WASHINGTON (Reuters) - FBI Director Robert Mueller said on Thursday that authorities would move aggressively to track down Edward Snowden and hold him accountable for leaking the details of extensive and top-secret U.S. surveillance efforts.
Mueller confirmed that a criminal investigation had been launched into the leaks and said public reports about the National Security Agency's efforts to monitor Internet and phone data had hurt U.S. national security.
"We are taking all necessary steps to hold the person responsible for these disclosures," Mueller told the House of Representatives Judiciary Committee, without naming Snowden.
"These disclosures have caused significant harm to our nation and to our safety," he said.
Snowden, a former NSA contractor, has acknowledged he was the source of reports last week in Britain's Guardian newspaper and The Washington Post about the agency's monitoring of phone and Internet data at big companies such as Google Inc and Facebook Inc.
Snowden, who traveled to Hong Kong before the programs were made public, said in a newspaper interview published on Wednesday that he planned to stay in the China-ruled city to fight any effort to bring him back to the United States to face charges.
Mueller joined President Barack Obama and other administration members in defending the programs as a crucial tool in preventing possible attacks. He said making the details public could force a switch in tactics by potential terrorists.
"We're going to ... lose our ability to get their communications. We are going to be exceptionally vulnerable," Mueller said. "Let nobody be misled in this. This hurts national security."
General Keith Alexander, head of the NSA, told Congress on Wednesday the programs had helped disrupt dozens of possible terrorist attacks. U.S. Senator Dianne Feinstein, the Democrat who heads the Senate Intelligence Committee, said details would be made public on Monday.
The White House said the program had led to the 2009 arrest of a Chicago man who was planning to bomb a Danish newspaper that had published cartoons of the Prophet Mohammad.

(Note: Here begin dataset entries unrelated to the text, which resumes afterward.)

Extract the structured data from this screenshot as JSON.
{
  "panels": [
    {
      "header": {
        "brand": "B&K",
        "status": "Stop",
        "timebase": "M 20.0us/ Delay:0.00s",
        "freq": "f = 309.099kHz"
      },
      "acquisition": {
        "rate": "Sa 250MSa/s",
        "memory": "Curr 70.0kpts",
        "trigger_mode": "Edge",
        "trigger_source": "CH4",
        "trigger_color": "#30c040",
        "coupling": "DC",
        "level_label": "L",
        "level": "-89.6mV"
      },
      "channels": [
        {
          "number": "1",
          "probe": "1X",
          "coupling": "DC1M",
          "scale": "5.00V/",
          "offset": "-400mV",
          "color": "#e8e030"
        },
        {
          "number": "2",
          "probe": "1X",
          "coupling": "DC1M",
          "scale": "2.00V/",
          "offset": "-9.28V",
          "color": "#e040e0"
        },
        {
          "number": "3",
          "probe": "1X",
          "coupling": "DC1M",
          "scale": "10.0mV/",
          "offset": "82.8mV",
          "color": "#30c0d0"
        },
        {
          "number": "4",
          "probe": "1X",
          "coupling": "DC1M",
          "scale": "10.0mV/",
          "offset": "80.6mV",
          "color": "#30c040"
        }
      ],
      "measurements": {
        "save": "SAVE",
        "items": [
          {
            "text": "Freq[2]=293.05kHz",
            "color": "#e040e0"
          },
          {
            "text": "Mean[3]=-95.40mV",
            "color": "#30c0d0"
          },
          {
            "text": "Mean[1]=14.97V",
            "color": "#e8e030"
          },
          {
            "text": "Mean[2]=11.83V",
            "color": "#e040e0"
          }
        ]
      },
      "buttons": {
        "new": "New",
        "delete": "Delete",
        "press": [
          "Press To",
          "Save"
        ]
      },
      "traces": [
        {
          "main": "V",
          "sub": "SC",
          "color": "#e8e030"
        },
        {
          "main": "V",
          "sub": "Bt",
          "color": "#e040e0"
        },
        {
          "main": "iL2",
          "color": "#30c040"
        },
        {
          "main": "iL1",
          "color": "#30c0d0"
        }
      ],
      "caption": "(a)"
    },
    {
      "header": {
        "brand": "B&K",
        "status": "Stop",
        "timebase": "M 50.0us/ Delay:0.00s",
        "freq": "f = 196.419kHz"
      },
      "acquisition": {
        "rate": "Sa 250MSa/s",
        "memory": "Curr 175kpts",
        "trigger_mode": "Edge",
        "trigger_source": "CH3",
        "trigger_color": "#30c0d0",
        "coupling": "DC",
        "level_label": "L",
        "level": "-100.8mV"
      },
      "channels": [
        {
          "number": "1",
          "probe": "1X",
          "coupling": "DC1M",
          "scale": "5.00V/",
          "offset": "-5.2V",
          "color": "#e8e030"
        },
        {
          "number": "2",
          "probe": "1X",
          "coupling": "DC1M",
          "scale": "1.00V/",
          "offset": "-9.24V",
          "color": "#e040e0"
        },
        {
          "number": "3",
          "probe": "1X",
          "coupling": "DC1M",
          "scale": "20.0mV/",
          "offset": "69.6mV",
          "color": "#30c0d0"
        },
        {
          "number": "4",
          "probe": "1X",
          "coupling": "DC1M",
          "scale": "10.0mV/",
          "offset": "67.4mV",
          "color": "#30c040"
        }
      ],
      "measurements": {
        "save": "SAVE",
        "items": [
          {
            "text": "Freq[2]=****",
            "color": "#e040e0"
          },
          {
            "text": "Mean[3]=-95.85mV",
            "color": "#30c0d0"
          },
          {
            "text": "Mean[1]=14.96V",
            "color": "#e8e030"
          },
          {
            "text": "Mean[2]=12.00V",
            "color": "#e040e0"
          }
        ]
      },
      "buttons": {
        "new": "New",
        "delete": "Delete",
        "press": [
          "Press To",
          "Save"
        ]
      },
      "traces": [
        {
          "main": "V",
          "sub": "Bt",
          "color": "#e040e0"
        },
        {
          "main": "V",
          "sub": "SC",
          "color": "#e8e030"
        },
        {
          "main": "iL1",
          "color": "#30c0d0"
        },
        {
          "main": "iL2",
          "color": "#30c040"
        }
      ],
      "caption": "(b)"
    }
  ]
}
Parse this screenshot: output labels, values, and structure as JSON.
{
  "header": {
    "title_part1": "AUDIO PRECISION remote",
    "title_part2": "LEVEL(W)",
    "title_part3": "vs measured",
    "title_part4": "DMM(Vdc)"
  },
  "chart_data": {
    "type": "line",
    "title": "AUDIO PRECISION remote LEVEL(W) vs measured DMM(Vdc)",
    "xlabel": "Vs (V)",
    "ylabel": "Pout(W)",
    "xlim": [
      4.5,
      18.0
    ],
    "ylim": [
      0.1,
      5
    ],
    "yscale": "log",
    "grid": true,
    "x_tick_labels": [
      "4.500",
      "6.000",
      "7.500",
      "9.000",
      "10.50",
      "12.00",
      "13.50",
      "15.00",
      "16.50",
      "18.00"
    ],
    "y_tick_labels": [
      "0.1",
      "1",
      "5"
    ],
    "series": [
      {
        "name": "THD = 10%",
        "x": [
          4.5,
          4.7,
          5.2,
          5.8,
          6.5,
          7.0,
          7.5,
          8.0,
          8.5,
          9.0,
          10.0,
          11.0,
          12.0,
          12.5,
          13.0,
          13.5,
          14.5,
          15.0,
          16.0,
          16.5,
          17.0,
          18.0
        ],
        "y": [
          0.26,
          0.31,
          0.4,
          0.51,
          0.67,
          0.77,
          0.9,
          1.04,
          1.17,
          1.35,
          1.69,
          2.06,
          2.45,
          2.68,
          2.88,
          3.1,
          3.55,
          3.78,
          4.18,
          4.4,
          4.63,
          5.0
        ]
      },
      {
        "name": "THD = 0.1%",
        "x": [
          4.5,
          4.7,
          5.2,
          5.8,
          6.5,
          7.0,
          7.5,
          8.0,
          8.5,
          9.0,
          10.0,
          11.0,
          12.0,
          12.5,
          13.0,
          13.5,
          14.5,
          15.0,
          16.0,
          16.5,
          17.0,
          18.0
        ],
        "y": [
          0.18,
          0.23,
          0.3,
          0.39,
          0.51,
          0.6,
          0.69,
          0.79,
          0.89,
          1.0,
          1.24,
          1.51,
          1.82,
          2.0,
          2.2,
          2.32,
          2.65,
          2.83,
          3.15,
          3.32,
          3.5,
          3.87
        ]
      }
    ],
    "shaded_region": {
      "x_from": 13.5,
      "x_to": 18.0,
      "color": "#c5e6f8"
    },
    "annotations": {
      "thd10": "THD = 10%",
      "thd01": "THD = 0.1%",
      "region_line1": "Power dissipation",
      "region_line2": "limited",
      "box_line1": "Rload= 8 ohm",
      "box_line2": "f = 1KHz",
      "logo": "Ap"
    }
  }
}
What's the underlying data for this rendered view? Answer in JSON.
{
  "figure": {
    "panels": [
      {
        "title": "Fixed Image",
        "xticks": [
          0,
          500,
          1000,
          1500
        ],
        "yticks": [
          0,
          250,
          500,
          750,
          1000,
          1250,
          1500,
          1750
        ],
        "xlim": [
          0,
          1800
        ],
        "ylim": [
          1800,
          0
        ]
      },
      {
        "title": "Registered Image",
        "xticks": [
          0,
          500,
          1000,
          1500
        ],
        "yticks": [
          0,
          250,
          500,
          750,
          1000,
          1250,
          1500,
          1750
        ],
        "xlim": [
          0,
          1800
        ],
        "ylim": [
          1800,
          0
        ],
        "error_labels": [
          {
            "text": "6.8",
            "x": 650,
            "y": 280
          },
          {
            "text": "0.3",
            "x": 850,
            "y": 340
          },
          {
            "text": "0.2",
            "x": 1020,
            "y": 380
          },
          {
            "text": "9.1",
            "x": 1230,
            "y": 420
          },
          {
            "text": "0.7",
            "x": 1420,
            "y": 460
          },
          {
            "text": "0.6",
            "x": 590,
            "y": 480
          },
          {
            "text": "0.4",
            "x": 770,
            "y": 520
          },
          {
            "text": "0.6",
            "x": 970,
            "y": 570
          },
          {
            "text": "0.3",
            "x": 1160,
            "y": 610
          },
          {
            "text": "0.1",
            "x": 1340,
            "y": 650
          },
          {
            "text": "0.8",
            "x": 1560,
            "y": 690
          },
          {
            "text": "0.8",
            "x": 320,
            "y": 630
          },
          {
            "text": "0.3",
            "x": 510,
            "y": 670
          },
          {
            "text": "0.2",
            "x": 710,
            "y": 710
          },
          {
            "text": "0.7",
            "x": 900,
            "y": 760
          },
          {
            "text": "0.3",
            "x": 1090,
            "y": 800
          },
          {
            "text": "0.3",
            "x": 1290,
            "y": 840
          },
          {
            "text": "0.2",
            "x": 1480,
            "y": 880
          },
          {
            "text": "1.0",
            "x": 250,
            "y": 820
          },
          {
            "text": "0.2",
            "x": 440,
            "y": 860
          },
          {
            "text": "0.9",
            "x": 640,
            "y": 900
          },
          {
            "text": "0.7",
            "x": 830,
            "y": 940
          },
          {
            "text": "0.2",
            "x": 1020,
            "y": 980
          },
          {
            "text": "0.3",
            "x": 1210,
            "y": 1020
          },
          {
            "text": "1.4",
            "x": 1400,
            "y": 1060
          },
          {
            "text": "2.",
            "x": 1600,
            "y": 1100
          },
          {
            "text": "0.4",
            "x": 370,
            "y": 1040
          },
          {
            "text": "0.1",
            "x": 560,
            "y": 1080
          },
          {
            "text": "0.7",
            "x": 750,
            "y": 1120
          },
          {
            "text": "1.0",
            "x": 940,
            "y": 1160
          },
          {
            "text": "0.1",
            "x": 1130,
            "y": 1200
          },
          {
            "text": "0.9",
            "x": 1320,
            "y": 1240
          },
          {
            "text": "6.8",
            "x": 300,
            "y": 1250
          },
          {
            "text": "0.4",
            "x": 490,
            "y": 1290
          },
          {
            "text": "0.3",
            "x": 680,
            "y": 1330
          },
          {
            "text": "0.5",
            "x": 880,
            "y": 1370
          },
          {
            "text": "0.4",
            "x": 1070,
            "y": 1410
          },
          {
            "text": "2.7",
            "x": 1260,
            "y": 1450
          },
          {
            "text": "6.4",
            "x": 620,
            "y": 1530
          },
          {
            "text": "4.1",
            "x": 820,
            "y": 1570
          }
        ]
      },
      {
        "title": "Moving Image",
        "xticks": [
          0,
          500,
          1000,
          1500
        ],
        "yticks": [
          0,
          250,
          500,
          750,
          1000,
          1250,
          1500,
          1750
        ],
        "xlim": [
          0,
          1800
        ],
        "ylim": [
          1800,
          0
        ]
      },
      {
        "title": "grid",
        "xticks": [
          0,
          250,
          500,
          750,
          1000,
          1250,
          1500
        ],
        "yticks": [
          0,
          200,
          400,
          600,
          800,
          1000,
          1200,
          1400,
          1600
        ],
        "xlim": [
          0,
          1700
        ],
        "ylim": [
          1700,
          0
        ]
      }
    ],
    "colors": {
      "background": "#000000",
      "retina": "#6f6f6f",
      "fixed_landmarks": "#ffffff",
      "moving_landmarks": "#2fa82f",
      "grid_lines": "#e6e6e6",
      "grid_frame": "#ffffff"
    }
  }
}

It also confirmed assertions by U.S. officials and members of Congress that electronic eavesdropping by the NSA had helped foil a plot by Islamist militants to bomb the New York subway system in 2009.
The revelations about the surveillance renewed a political debate about the proper balance between privacy rights and national security, and some lawmakers and advocacy groups have called for tighter supervision of the programs.
"It's my hope that over the coming weeks the members of this Judiciary Committee can come together and conduct meaningful oversight of these programs" including possibly passing new legislation, said Representative John Conyers of Michigan, the ranking Democrat on the House panel.
Feinstein told reporters Congress would consider legislation to limit access to some classified information by contractors.
"We will certainly have legislation which will limit or prevent contractors from handling highly classified technical data," she said after a closed-door briefing on the program by intelligence and law enforcement officials.
Republican Senator Rand Paul of Kentucky, a conservative Tea Party favorite and potential 2016 presidential contender, encouraged Americans to bring a class-action lawsuit against the U.S. government for the surveillance.
"Americans are rightly concerned about having all of their phone records collected and monitored all the time," Paul said at a news conference that brought together the American Civil Liberties Union and Republicans including U.S. Representatives Louie Gohmert and Justin Amash.
So far, 250,000 people have signed up on Paul's political action committee's website to take part in a lawsuit challenging the constitutionality of the programs, although Paul admitted he did not know how the lawsuit would be achieved.
Mueller said the programs did not go too far in snooping on Americans. He said the programs are limited to collecting "the fact of a telephone call, the numbers called, and the time and length of those calls" and have "no authority to get content."
"And there are cases where that has been instrumental in identifying individuals who sought to harm our country," he said.
The leaders of the House Intelligence Committee said the programs respected privacy rights and had saved dozens of lives. U.S. Representative Mike Rogers of Michigan, chairman of the panel, questioned Snowden's motives.
"There is a long list of questions we have to get answered about does he have a relationship with a foreign government, and is there more to this story? I think there's questions that have not been answered on that," Rogers said.
Despite frequent administration claims that Congress had been fully briefed, some lawmakers were taken aback at the extent of the surveillance. U.S. Representative Loretta Sanchez, a California Democrat, said she and other members of Congress were "clearly surprised" at the reports on the NSA surveillance.
"It is in the NSA's best interest to declassify some of the processes the agency undertakes so that we as a country can engage in an educated, thoughtful debate on a balance between our security and civil liberties," she said.